Old entries in DNS zone files

julians1976 · June 3, 2022, 5:37am

Hi all,
I have a few old domains listed in my dns zone files that are not listed in the custom dns page or any other location.
There are 2 zone files that require editing - domain.txt and domain.txt.signed.
If I remove the signed file and edit the entries in the non signed file and restart nsd will this recreate the signed zone file? Or is there a another way to achieve this?

Thanx

Julian

miabuser · June 3, 2022, 12:51pm

Hi @julians1976

How is that even possible? Did you add and sign these domains / zone files manually? If yes, you can simply edit the .txt file and then re-sign the zone using the same command you were using when you first signed the zone…

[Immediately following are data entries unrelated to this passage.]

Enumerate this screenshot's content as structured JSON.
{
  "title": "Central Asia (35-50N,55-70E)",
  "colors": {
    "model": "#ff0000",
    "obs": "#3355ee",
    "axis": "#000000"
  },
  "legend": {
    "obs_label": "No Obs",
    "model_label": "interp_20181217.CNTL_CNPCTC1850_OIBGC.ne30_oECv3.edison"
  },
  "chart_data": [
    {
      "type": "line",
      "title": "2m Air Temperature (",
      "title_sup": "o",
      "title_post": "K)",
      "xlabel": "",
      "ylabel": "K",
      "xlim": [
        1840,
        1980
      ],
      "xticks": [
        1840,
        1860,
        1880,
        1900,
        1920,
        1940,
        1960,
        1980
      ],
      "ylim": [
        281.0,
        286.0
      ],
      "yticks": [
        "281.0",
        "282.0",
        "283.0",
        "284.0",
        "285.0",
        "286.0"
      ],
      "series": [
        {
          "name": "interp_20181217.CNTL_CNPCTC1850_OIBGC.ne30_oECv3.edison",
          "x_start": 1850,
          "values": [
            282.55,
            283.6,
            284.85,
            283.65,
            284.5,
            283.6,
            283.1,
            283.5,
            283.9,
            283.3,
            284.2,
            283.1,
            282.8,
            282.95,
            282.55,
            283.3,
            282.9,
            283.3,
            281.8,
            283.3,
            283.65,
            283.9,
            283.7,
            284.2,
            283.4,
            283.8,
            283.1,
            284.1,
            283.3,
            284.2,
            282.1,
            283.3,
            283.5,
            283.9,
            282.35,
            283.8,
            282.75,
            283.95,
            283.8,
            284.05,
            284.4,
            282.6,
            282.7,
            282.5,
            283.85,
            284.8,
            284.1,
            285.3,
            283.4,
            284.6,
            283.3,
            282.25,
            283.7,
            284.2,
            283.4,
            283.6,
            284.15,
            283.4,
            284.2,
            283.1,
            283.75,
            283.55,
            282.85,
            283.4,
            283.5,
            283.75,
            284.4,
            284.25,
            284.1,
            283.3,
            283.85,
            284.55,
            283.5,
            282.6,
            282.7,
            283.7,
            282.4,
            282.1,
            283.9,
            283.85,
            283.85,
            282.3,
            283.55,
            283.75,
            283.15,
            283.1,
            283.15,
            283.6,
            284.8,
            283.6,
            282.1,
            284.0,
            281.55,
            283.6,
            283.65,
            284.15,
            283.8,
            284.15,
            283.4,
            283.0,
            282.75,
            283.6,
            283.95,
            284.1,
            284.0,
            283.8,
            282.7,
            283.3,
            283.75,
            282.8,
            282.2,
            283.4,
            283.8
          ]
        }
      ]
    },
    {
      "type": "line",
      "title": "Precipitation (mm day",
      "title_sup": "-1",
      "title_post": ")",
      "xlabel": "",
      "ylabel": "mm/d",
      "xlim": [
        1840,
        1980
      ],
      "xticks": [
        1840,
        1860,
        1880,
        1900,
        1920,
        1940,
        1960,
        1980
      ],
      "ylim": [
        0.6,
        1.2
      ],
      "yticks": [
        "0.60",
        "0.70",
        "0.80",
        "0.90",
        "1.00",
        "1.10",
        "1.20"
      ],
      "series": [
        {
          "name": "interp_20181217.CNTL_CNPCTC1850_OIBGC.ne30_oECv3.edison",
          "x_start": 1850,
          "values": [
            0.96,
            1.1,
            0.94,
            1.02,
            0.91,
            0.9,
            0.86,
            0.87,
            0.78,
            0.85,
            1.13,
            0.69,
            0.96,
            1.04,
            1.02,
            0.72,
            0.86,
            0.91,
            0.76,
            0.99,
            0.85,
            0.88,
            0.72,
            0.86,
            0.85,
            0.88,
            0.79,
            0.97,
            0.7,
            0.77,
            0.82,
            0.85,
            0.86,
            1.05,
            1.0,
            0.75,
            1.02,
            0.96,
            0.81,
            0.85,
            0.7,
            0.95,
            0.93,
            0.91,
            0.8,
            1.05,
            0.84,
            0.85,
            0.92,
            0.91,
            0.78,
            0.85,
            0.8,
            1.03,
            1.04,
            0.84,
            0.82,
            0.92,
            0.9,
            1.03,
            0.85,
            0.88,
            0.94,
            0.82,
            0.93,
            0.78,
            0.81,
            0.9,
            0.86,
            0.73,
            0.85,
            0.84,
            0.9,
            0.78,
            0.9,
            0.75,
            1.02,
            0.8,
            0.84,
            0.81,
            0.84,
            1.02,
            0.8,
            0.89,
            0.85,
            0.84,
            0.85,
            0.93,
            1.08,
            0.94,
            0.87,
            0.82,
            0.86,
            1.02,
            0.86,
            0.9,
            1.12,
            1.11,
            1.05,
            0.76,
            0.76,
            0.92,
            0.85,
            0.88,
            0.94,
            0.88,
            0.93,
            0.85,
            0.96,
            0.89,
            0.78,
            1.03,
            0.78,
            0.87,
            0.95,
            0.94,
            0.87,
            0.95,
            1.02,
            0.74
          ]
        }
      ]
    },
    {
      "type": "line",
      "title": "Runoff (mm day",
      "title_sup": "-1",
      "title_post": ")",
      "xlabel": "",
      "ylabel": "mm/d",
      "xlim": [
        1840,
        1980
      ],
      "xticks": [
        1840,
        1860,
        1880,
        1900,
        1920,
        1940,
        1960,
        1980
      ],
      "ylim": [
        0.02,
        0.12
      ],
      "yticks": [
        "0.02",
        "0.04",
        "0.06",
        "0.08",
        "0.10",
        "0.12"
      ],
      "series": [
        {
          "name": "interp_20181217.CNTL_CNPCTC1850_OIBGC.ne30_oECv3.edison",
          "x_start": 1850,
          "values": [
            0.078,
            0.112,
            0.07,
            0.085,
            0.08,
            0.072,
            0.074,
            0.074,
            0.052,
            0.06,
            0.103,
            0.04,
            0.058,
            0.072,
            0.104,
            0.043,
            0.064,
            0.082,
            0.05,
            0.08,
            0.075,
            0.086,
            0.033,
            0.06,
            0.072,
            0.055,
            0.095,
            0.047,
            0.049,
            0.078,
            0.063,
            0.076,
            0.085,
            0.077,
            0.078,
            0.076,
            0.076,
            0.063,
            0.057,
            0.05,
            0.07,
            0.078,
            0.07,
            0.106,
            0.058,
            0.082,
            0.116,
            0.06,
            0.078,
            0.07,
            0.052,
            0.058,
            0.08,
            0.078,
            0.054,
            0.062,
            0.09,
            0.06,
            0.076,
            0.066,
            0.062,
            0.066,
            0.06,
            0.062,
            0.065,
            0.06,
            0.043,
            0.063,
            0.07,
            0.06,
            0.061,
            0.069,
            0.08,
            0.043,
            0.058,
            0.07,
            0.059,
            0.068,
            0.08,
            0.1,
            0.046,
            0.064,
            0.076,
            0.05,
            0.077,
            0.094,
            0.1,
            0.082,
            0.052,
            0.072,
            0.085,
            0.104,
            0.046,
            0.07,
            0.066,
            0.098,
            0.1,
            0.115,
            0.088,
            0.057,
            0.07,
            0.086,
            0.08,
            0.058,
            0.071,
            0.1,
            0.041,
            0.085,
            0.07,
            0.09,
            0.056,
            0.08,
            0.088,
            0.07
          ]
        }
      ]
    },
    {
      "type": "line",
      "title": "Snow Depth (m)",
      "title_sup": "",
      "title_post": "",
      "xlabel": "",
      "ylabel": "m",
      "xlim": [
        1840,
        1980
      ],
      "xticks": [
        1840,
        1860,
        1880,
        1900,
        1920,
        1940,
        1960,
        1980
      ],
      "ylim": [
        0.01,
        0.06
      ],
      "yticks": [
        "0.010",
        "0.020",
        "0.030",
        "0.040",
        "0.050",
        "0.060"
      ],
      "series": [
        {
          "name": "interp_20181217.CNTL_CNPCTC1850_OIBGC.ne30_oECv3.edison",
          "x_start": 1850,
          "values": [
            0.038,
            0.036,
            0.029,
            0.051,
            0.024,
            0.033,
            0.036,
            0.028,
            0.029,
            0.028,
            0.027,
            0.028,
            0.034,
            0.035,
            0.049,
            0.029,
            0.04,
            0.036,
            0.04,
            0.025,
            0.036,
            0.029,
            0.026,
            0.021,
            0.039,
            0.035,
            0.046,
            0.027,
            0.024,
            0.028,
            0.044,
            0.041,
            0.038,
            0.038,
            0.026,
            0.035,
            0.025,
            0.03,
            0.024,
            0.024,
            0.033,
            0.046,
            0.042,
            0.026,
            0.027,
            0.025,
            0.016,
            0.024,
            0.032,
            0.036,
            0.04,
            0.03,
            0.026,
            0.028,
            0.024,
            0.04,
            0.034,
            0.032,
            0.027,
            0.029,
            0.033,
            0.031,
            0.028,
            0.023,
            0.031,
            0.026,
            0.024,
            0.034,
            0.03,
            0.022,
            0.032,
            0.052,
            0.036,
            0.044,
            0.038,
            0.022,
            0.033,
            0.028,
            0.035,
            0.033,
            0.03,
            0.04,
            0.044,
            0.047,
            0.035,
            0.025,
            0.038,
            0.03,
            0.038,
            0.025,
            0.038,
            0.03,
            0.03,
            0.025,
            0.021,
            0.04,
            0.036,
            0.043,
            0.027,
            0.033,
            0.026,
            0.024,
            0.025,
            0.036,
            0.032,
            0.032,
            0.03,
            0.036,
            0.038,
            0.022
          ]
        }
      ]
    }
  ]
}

A simple resatart of the NSD service definetly does not re-sign the zone automatically. This has to be done with the ldns-signzone command. But I don’t know how the Mail-in-a-Box scripts are managing the zone files. Maybe you can look through the code on GitHub to find out how Mail-in-a-Box actually manages NSD. For re-signing the zone manually you need to know the path to key-signing key file, to the zone-signing key file and there is probably some salt that was generated when the zone was initially signed. The command would then look someting like this:

ldns-signzone -n -p -s "-the-salt-that-was-generated-" yourdomain.tld.txt Kyourdomain.txt.+013+11330 Kyourdomain.txt.+013+59536

julians1976 · June 5, 2022, 5:50am

Hi miabuser,
Thanks for the reply. I have never edited the zone files manually before, I’m think they have became corrupt when the custom dns page started playing up when I was adding and removing dns entries. Resigning the file and locating the key-signing key the seems like a lot of work, it may be easier to backup the mailboxes and reinstall, this may also resolve the issue I have with the custom dns page.

Thx
Julian

miabuser · June 5, 2022, 9:42am

Yes and it is probably better to let MiaB’s scripts manage these things anyways. MiaB is not really designed to manage things manually and it’s also not supported by the developers.

KiekerJan · June 5, 2022, 1:01pm

One other thing you could check is the custom.yaml file. It might somehow contain some residual entry. It is located under $STORAGE_ROOT/dns (usually /home/user-data/dns). Just look at it and check if there is anything there that seems out of place.

system · July 15, 2022, 1:02pm

This topic was automatically closed 40 days after the last reply. New replies are no longer allowed.